Credit Yurtseven for doing everything he can to earn minutes, but Dedmon has done absolutely nothing to hint that he should lose his. He’s the veteran player, he’s quicker on his feet which enables Spoelstra to toggle between a few different coverages, and he has good chemistry with both Butler and Lowry.
Yurtseven’s time will come if he continues on his current trajectory. For now, with the HEAT pushing for their fourth championship, all indications, whether you only watch the games or want to deep dive into the metrics, are that the rotation is what it should be.
-One thing that has been consistent throughout the various iterations of the HEAT this season is that they’ve never stopped giving up threes. Right now, 43.3 percent of opponent field-goal attempts are coming from beyond the arc, the highest rate in the league. The reason this never changed during Adebayo’s absence is that Spoelstra’s underlying philosophy never changed. Yes, the schemes and coverages were different out of necessity, but the HEAT prioritize squeezing the ball out of the paint above all.
-By general principle, I do not pay much attention to the “Player X shot Y-of-Y when Player Z was defending him” numbers that you’ll often see floating around social media. The way those numbers are captured by the cameras in the rafters don’t exactly make them reliable – you can be the closest defender to a shot and still be a few feet away, with the shooter just happening to miss a decent three, for example – so unless you’re going through the film to double-check each shot being tracked (and sometimes they will line up when you do), there just isn’t much practical use for them.

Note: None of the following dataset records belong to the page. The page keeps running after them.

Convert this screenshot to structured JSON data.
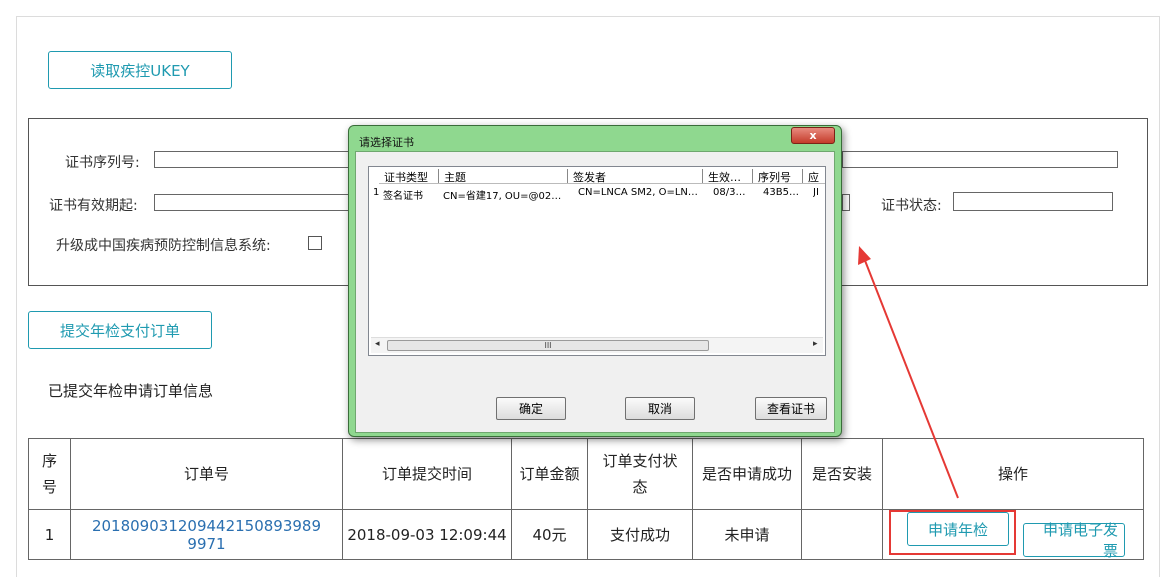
{
  "read_ukey_label": "读取疾控UKEY",
  "cert_form": {
    "serial_label": "证书序列号:",
    "valid_from_label": "证书有效期起:",
    "status_label": "证书状态:",
    "upgrade_label": "升级成中国疾病预防控制信息系统:"
  },
  "submit_label": "提交年检支付订单",
  "section_title": "已提交年检申请订单信息",
  "table": {
    "headers": [
      "序\n号",
      "订单号",
      "订单提交时间",
      "订单金额",
      "订单支付状\n态",
      "是否申请成功",
      "是否安装",
      "操作"
    ],
    "rows": [
      {
        "index": "1",
        "order_no": "20180903120944215089398 99971",
        "order_no_full": "201809031209442150893989 9971",
        "time": "2018-09-03 12:09:44",
        "amount": "40元",
        "pay_status": "支付成功",
        "apply_success": "未申请",
        "installed": "",
        "op_annual": "申请年检",
        "op_invoice": "申请电子发票"
      }
    ]
  },
  "dialog": {
    "title": "请选择证书",
    "close_glyph": "x",
    "columns": [
      "证书类型",
      "主题",
      "签发者",
      "生效…",
      "序列号",
      "应"
    ],
    "rows": [
      {
        "index": "1",
        "type": "签名证书",
        "subject": "CN=省建17, OU=@02…",
        "issuer": "CN=LNCA SM2, O=LN…",
        "valid": "08/3…",
        "serial": "43B5…",
        "extra": "JI"
      }
    ],
    "scroll_grip": "III",
    "ok_label": "确定",
    "cancel_label": "取消",
    "view_label": "查看证书"
  },
  "colors": {
    "accent": "#1f9ab0",
    "link": "#2a6fb0",
    "highlight": "#e53935",
    "dialog_frame": "#8fd88f"
  }
}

What we do use, however – in addition to rim protection numbers, which are generally more stable and predictive – are defended isolations. Those, a defender has more control over. And the good news is the isolation numbers all back up how often the HEAT switch. Here are some notables, by the points-per-isolation allowed when the attacking player does not pass the ball.
P.J. Tucker: 0.74
Bam Adebayo: 0.80
Kyle Lowry: 0.64
Caleb Martin: 0.77
Gabe Vincent: 0.61
Jimmy Butler: 0.80
-P.J. Tucker isn’t just having the best offensive season of his career, he’s blowing his previous career-bests out of the water. Before joining the HEAT, Tuckers’ career-high in true-shooting percentage was 55.9. Even after a 1-of-6 game against Portland, he’s at 61.7 this season as he leads the league in three-point percentage at 46.2.
In the history of the NBA, only seven players, including Tucker, have posted a true-shooting percentage over 61.5 at age-36 or older (while taking at least a three per game, to sort out the big men). Those are, in no order, Kyle Korver, Pablo Prigioni, Steve Nash, Kyle Korver, Reggie Miller, LeBron James and Tucker.